“I met Eddie, Rain, Lulu and Frosty as they unloaded in our driveway. We got them settled in and fed them a gruel sort of mix. One that is usually safe to give to horses who are in such dire straits. The four ate ravenously and gratefully. Sweet souls each one. As it turns out the person who had called and then delivered these near-death individuals was only a Good Samaritan in the sense that she did not want horses to die on her property. There were more. In fact, there were fifteen more. Not all as badly off as the first load. The veterinarian who helped us acquire the rest of this sad lot said she had never seen as many horses with a 1 or 1.5 body score in her life. She told me to expect that some of the group might not make it. A score of 1 is considered poor or emaciated with no body fat. A 9 is extremely fat or obese. Horse veterinarians consider a body score of between 4 and 7 as acceptable. A 5 is considered ideal.
I was not okay with expecting some might not make it. For horses to go through what they had endured I could not let any of this herd die… not on my watch. I felt it was now my responsibility to ensure that my new four legged friends did indeed get to have their own version of happily ever after. I was determined to do all I could to see them through to the other side of their distress. Our staff, our facility, and our resources were all stretched to their collective limits, as we mixed wheelbarrows full of edible mush, monitored intake, and separated the bullies from the meek so all could eat. We devised a way to pick little Eddie and Rain back up when they were too weak to get to their feet. We cried, we prayed, we worked and finally we smiled. Social media wept with us, added their prayers to ours, donated and sent supplies as they followed along with us around the world. The herd was quickly and lovingly dubbed as “The Bone Yard” and the nickname stuck.
Two weeks passed and none of the herd succumbed. Thoughts of worming, vaccinations and the care of horses who might actually recover began to take shape. I began to breathe easier and started sleeping again at night. As The Bone Yard horses continued to progress, their characters started to emerge. Eddie was a charmer, Trooper was… just that. Soldier, well him too. A true Soldier stuck in a war for survival. Lulu formed an endearing attachment to her caretaker, Mike.
Lulu is a quarter horse mare in her early 20’s.
Rain started to stand up by herself and then for herself. Small precious victories defined our days. I started recording a morning update on Facebook and thousands checked our Horses Without Humans page to see how their favorites were faring. A few moments kept haunting me. When we went to pick up the remaining horses after receiving confirmation that all 19 would be surrendered, we learned a few things. As Dr. Latcher and I studied the forlorn souls we would inherit, we noticed one had a noticeable gait abnormality. We both suspected neurological problems and questioned their now questionable owner. She replied. “Oh no he is fine; he was just accidentally dragged by a truck.” Who says that? Fine, and accidentally dragged by a truck, do not belong in the same sentence as far as I am concerned. I also realized I did not belong anywhere near the sort of people who could feed themselves day after day, knowing that they were systematically torturing some of the kindest horses I have met in a very long time.

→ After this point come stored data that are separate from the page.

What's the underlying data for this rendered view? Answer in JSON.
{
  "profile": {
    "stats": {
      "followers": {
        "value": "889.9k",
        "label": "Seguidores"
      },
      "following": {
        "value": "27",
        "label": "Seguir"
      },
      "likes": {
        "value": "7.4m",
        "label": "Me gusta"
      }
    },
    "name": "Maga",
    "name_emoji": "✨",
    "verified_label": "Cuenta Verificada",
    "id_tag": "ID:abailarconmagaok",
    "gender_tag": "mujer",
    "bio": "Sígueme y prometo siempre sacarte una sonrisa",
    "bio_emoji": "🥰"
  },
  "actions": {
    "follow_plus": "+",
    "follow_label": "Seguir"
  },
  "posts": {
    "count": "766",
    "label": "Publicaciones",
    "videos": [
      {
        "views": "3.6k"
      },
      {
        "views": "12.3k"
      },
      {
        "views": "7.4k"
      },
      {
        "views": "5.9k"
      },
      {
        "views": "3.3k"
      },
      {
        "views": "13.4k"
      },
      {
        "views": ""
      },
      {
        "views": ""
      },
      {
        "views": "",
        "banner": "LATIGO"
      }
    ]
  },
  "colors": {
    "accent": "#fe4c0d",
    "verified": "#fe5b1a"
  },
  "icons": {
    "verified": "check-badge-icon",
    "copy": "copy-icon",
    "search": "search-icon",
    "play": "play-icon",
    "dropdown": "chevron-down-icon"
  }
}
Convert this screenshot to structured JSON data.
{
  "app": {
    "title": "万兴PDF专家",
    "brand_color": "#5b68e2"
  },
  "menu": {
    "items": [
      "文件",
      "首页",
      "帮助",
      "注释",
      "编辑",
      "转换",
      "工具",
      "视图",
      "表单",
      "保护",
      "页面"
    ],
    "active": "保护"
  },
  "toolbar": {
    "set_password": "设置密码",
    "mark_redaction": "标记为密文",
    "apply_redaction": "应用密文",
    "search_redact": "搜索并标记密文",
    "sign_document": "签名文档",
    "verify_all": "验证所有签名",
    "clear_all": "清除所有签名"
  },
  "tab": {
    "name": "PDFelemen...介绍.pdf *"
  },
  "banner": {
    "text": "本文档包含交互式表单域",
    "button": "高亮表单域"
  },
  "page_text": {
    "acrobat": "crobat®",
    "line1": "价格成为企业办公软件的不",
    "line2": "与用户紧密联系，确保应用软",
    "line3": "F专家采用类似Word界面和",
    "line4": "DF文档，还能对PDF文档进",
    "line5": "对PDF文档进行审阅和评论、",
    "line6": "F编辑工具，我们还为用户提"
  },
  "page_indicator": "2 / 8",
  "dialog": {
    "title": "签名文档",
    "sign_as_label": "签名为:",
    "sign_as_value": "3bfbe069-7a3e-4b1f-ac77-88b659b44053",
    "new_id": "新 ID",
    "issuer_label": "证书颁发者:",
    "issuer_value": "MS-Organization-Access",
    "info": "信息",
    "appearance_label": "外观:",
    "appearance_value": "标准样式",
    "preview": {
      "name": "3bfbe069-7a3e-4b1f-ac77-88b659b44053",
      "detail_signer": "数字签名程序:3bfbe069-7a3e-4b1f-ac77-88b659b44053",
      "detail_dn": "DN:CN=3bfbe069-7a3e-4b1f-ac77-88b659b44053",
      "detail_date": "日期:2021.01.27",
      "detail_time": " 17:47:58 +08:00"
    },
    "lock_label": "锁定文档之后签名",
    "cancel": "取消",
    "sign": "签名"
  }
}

The other sad reality was that even though these horses all lived together on the same property, she had chosen to feed only four of them. They were her favorites, and ones that she initially wanted to keep. I talked to the officer there and said if she let any horse, much less 15, get into the shape these were in, she should not be allowed to keep even one of them. I was willing to bring the news media onto the property and have them document and publicize this story if she did not legally surrender all of the horses she was supposed to have been caring for. The horses who had been fed were still in poor shape but they were not terrible. They earned their nickname of “The Chosen Ones”.
I will end this piece with good news. As my initial agreement to take in these horses sank in, I was worried that we couldn’t handle the financial strain ‘The Bone Yard’ horses would put on our fairly new rescue. I am a horse trainer and not independently wealthy. These horses needed a lot of things. I take my responsibilities seriously and I knew I would find a way. Sure enough, a way through emerged as folks who had read or heard of our situation started stepping forward. Donations, volunteers, Amazon gifts of shampoo, fungus medicine, wound treatment and wormer started to show up at the farm. Every day began to feel like Christmas for these horses. The group that had been denied so much was now basking in the kindness of a nation.
I am grateful to have been given the opportunity to get to know these horses and be part of their journey back towards health. I have learned much from them. I will say that seeing this herd rise from the ashes of their despair and nicker as I show up to feed them in the mornings are now some of my most precious memories. I thank all of the new friends and old who stepped up to help lighten my load. Life truly is about what we can do for those with no voice of their own and I am lucky to have met ‘The Bone Yard’ when I did.”